John Preston, English Puritan (1587 - July 1628) is perhaps most famous today for writing _The Golden Sceptre Held Forth to the Humble_ (1625) based on 2 Chronicles 7.14.

It is available on at the Encyclopedia Puritannica Project in electronic form or at Amazon in hardcopy. The table of contents is as follows:

Section 1. On Affliction 
Section 2. On Humiliation 
Section 3. On Seeking God’s Face 
Section 4. On Turning from Evil 
Section 5. Forgiveness to Those Who are Humble and Forsake Sin 
Section 6. Sin the Cause of All Calamities


----------



## VirginiaHuguenot (Oct 26, 2007)

John Preston's _The Breastplate of Faith and Love_ is available online here and available for purchase at Amazon here.
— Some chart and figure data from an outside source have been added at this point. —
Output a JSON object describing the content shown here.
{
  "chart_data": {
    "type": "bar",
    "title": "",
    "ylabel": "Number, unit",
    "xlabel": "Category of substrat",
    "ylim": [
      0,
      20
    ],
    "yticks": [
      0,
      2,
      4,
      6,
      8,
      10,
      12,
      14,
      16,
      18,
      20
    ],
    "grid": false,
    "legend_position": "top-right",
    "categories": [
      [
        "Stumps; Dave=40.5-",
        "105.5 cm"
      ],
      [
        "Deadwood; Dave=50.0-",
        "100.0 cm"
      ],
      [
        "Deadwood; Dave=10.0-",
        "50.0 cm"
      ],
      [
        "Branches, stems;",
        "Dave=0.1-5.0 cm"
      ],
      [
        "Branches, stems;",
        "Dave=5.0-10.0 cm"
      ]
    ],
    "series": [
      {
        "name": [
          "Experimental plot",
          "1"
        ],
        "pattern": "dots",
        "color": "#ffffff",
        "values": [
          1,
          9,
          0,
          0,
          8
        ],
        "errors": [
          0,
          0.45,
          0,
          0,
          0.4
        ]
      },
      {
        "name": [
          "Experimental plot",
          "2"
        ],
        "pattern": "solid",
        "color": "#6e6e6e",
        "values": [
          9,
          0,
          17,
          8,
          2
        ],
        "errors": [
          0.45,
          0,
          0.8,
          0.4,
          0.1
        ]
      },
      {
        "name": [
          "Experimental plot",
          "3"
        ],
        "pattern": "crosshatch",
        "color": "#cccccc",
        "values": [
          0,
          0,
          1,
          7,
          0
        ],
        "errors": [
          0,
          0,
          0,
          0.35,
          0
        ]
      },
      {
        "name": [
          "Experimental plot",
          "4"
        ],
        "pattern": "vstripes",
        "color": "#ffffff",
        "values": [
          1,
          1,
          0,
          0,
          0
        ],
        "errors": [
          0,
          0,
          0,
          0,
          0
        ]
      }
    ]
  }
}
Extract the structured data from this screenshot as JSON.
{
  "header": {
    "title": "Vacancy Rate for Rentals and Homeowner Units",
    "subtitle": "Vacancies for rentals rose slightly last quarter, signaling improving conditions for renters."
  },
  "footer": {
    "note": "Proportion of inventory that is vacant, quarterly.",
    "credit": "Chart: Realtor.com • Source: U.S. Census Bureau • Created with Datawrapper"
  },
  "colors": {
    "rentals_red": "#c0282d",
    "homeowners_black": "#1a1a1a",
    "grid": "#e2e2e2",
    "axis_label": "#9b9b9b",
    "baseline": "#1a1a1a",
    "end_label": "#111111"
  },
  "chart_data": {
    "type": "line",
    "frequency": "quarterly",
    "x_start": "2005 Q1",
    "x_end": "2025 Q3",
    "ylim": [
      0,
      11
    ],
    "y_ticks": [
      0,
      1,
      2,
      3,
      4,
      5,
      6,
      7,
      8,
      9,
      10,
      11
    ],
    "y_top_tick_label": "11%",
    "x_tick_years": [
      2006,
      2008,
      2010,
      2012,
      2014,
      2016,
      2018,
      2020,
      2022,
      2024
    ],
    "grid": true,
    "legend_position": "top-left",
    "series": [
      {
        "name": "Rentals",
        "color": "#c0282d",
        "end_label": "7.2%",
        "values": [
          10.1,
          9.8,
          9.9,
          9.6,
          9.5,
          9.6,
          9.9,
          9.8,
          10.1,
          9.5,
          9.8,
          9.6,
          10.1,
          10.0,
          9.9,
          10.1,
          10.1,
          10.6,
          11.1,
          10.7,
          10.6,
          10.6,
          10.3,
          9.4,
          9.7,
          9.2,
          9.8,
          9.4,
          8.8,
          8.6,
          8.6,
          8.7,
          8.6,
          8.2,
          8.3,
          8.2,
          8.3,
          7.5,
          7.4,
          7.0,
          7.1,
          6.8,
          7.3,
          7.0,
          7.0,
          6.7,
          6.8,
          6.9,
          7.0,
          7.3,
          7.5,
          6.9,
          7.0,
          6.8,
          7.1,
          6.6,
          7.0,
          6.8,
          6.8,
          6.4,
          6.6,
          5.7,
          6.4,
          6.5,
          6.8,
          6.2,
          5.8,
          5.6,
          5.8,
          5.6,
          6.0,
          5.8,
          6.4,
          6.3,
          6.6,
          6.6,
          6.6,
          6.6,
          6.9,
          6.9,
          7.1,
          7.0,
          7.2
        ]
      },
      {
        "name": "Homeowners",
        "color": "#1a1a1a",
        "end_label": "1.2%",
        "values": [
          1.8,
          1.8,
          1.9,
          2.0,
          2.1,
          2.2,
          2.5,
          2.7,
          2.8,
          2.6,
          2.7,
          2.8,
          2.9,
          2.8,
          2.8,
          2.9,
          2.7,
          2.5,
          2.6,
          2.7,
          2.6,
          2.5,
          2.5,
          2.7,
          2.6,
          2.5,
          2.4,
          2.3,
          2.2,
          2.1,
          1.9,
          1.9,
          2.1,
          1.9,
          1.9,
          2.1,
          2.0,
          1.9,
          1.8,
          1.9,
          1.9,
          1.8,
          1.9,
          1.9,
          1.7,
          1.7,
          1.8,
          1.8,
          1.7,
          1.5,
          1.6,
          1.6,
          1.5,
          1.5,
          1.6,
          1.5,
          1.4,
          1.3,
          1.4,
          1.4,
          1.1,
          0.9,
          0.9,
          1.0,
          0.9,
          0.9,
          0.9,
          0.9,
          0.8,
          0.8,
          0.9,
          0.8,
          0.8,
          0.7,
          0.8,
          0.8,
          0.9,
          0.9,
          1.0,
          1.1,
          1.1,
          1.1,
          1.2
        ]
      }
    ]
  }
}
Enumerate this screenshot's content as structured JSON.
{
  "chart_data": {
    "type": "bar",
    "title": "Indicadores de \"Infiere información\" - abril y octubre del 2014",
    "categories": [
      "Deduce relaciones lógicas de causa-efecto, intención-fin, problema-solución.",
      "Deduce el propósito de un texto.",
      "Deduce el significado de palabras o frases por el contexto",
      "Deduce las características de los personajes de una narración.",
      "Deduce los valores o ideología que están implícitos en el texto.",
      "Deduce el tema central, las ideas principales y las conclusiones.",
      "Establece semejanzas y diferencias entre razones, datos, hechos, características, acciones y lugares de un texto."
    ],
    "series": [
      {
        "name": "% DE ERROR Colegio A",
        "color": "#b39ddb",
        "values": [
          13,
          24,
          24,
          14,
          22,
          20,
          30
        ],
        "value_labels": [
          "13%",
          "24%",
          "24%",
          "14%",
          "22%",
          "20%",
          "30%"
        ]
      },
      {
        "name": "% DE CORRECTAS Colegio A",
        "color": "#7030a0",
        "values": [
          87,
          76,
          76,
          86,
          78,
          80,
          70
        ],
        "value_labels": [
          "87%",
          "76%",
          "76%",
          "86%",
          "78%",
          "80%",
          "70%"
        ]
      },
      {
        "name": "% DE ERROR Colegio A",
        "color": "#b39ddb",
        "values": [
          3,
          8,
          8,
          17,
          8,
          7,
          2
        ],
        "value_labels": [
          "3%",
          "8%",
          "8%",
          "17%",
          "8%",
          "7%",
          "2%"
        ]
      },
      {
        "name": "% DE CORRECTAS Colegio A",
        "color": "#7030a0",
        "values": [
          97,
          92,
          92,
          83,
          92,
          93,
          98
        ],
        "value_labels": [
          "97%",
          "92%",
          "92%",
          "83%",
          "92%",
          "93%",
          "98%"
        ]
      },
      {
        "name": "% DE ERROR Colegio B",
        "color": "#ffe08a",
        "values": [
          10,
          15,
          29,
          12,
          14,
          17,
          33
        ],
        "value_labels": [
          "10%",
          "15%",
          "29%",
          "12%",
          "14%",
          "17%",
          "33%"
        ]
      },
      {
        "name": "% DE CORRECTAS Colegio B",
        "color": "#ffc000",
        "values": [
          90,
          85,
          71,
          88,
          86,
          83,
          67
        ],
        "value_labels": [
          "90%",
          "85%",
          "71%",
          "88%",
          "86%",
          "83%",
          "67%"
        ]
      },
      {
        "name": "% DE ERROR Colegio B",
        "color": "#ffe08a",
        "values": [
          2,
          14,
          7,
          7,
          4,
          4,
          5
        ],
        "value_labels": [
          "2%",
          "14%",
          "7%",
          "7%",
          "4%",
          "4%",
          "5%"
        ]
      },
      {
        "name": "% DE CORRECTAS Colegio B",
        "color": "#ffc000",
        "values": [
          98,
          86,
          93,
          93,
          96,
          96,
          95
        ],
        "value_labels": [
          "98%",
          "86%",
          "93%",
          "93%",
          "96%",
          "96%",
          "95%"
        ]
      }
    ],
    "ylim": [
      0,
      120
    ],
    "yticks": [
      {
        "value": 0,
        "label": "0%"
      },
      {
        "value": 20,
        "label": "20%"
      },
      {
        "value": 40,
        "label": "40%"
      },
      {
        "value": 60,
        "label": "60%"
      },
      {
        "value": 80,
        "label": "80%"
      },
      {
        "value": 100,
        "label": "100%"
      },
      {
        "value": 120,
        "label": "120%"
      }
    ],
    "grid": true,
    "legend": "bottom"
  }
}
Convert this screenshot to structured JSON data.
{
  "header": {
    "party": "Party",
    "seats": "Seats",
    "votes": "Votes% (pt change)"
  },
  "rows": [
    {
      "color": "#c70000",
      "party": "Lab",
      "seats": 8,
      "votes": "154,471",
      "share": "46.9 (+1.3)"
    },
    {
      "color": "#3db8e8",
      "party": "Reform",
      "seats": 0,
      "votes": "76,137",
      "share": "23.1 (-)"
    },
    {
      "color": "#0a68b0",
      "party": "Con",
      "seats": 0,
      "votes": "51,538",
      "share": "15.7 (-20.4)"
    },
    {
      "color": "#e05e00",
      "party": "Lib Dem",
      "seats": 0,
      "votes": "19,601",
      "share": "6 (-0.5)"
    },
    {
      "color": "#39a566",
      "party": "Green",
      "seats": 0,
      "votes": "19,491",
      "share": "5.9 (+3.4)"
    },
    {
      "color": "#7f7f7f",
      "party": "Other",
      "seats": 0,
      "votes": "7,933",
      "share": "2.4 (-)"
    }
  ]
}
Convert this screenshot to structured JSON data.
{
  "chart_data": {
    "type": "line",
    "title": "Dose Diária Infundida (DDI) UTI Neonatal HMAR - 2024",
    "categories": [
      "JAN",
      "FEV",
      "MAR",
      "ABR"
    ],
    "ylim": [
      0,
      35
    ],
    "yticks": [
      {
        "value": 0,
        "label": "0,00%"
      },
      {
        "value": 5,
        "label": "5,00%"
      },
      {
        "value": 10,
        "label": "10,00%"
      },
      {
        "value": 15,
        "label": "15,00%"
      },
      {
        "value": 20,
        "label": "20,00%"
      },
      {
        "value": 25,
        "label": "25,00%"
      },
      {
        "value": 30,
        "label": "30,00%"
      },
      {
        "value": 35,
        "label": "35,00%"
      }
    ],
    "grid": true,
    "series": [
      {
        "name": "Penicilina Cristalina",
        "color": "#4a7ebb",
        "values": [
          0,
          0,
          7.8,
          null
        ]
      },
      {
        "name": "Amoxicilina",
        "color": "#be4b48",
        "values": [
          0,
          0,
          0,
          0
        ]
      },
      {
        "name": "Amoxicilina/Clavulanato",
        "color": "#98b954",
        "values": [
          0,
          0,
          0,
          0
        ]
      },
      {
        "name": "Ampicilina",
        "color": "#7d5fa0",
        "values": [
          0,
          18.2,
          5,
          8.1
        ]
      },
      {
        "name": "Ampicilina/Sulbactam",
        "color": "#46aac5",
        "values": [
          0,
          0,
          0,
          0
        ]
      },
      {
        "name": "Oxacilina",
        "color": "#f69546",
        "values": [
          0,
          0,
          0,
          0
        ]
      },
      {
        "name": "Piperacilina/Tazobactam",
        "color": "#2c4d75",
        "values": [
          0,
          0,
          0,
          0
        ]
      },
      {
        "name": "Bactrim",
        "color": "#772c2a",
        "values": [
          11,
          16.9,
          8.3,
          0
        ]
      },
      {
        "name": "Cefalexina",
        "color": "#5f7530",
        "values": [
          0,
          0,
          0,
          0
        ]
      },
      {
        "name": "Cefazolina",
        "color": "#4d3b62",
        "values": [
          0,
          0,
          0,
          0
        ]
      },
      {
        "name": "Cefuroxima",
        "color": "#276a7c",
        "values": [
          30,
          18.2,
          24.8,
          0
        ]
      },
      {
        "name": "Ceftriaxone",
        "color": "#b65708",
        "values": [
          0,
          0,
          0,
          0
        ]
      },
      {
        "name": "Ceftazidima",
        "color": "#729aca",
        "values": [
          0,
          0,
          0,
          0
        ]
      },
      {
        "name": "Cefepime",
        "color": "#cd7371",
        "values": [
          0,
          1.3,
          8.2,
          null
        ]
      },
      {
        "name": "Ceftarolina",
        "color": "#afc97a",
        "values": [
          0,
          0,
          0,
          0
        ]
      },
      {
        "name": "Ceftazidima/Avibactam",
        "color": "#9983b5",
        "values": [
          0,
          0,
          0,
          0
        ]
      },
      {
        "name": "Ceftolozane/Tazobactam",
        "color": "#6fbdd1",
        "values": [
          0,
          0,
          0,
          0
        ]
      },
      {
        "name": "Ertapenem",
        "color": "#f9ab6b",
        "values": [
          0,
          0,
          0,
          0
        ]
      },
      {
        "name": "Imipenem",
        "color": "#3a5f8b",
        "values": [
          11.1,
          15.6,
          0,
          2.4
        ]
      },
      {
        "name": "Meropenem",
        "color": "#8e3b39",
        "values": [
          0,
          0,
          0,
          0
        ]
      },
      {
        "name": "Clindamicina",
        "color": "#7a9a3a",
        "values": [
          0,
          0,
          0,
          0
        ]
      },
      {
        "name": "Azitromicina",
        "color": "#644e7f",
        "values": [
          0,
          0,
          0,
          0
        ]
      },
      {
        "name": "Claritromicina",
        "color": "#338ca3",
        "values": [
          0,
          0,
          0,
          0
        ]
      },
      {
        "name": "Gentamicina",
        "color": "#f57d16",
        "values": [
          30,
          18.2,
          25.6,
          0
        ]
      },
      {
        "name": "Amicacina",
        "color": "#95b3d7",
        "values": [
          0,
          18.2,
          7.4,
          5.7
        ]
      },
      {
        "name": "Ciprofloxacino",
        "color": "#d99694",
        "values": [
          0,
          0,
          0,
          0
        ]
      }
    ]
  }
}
Joel Beeke & Randall Pederson, _Meet the Puritans_, p. 492:



> This book consists of eighteen sermons (expounding Romans 1:17, 1 Thessalonians 1:3; Galatians 5:6) and is rich in spiritual instruction for those who are willing to read a facsimile.


----------



## VirginiaHuguenot (Jan 5, 2008)

A 1638 first edition copy of _The Golden Scepter_, along with _The Churches Dignitie by Her Marriage_ and _The Churches Dutie in Her Carriage_ is available for sale at Ebay here.


----------



## Reformed Covenanter (Jan 6, 2008)

Thanks for the links


----------